Solerys secoua la tête.

— Je suis désolé de vous décevoir. Croyez-moi bien que je le regrette.

— Nous continuerons à chercher, dans ce cas. Merci de nous avoir accordé votre temps. Que les Vents vous soient favorables, salua Ishim.

Solerys lui rendit son salut, puis ferma la porte.

Ishim revint vers eux, passa une main lasse dans ses courts cheveux noirs.

— Je crains que nous n’ayons perdu notre temps ici, regretta-t-il.

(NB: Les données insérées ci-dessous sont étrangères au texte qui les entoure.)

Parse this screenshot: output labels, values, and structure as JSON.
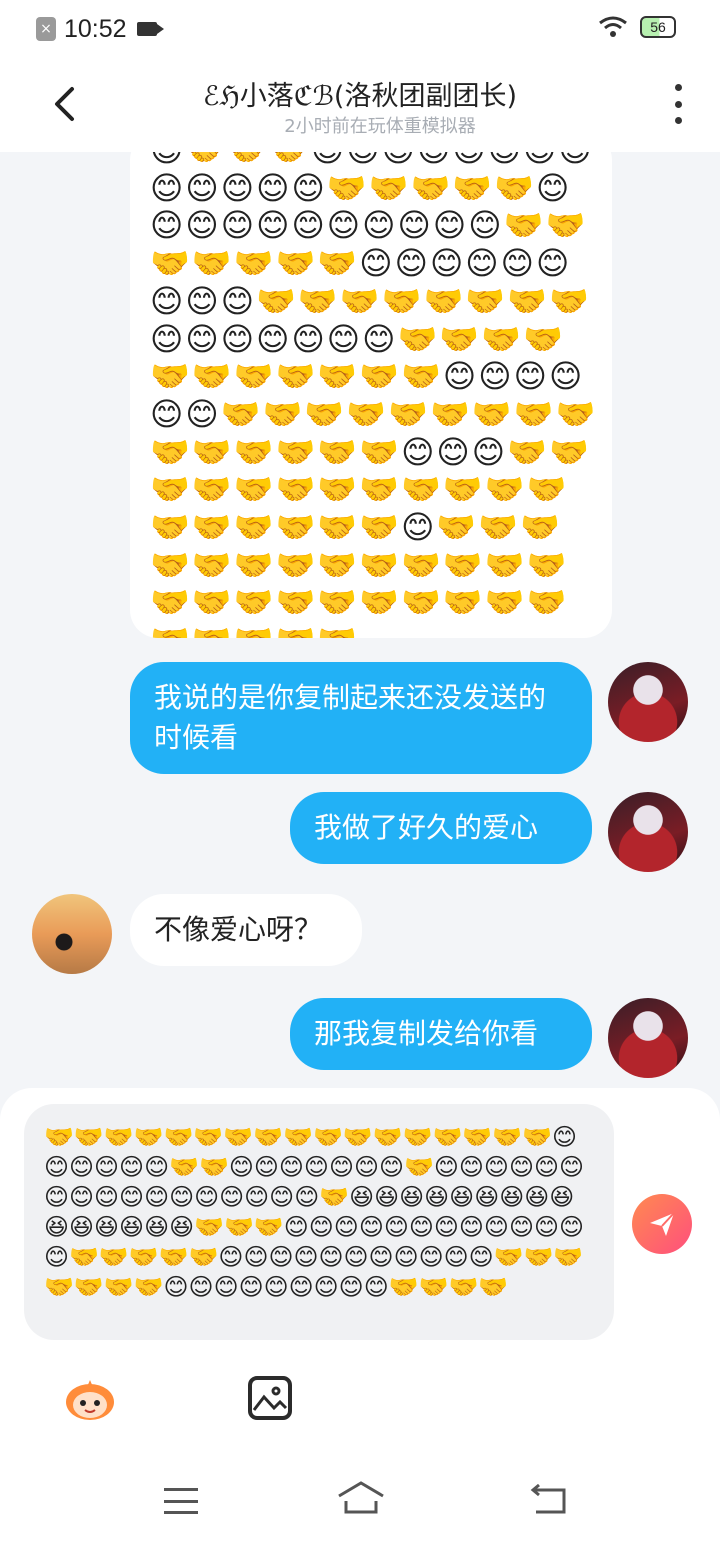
{
  "status_bar": {
    "time": "10:52",
    "battery": "56"
  },
  "header": {
    "title": "ℰℌ小落ℭℬ(洛秋团副团长)",
    "subtitle": "2小时前在玩体重模拟器"
  },
  "messages": [
    {
      "id": "emoji-block",
      "side": "in",
      "text": "😊🤝🤝🤝😊😊😊😊😊😊😊😊😊😊😊😊😊🤝🤝🤝🤝🤝😊😊😊😊😊😊😊😊😊😊😊🤝🤝🤝🤝🤝🤝🤝😊😊😊😊😊😊😊😊😊🤝🤝🤝🤝🤝🤝🤝🤝😊😊😊😊😊😊😊🤝🤝🤝🤝🤝🤝🤝🤝🤝🤝🤝😊😊😊😊😊😊🤝🤝🤝🤝🤝🤝🤝🤝🤝🤝🤝🤝🤝🤝🤝😊😊😊🤝🤝🤝🤝🤝🤝🤝🤝🤝🤝🤝🤝🤝🤝🤝🤝🤝🤝😊🤝🤝🤝🤝🤝🤝🤝🤝🤝🤝🤝🤝🤝🤝🤝🤝🤝🤝🤝🤝🤝🤝🤝🤝🤝🤝🤝🤝"
    },
    {
      "id": "m1",
      "side": "out",
      "text": "我说的是你复制起来还没发送的时候看"
    },
    {
      "id": "m2",
      "side": "out",
      "text": "我做了好久的爱心"
    },
    {
      "id": "m3",
      "side": "in",
      "text": "不像爱心呀？"
    },
    {
      "id": "m4",
      "side": "out",
      "text": "那我复制发给你看"
    }
  ],
  "composer": {
    "input_value": "🤝🤝🤝🤝🤝🤝🤝🤝🤝🤝🤝🤝🤝🤝🤝🤝🤝😊😊😊😊😊😊🤝🤝😊😊😊😊😊😊😊🤝😊😊😊😊😊😊😊😊😊😊😊😊😊😊😊😊😊🤝😆😆😆😆😆😆😆😆😆😆😆😆😆😆😆🤝🤝🤝😊😊😊😊😊😊😊😊😊😊😊😊😊🤝🤝🤝🤝🤝😊😊😊😊😊😊😊😊😊😊😊🤝🤝🤝🤝🤝🤝🤝😊😊😊😊😊😊😊😊😊🤝🤝🤝🤝"
  },
  "icons": {
    "back": "chevron-left-icon",
    "more": "more-vertical-icon",
    "send": "paper-plane-icon",
    "mascot": "mascot-emoji-icon",
    "image": "image-icon"
  },
  "colors": {
    "accent": "#22b1f6",
    "send_gradient_start": "#ff8a50",
    "send_gradient_end": "#ff4f7d"
  }
}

Les deux Messagers prirent les airs, et Nicoleï s’empressa de les suivre. Ils auraient quand même pu prévenir !

En plus, il se sentait découragé. Leur piste si prometteuse s’avérait être un échec complet. Comment retrouver Axel, s’ils n’avaient pas l’ombre d’une piste ?  Il songea à interroger les Vents de nouveau, mais s’en abstint. En vol, c’était encore trop dangereux. Il n’avait pas le contrôle suffisant et toute erreur pourrait les faire s’écraser au sol. En quelques secondes, ils rejoignirent le Veilleur. Nicoleï avait presque oublié qu’il était allé explorer une autre allée du village.

À cent mètres du village, ils pouvaient discuter en toute discrétion, perchés sur les épaisses branches d’un arbre centenaire. La forêt abritait quelques géants, et Nicoleï espérait qu’ils puissent dormir ici. Les hauteurs étaient sécurisantes.

— Il va falloir continuer nos rechercher, commença Itzal.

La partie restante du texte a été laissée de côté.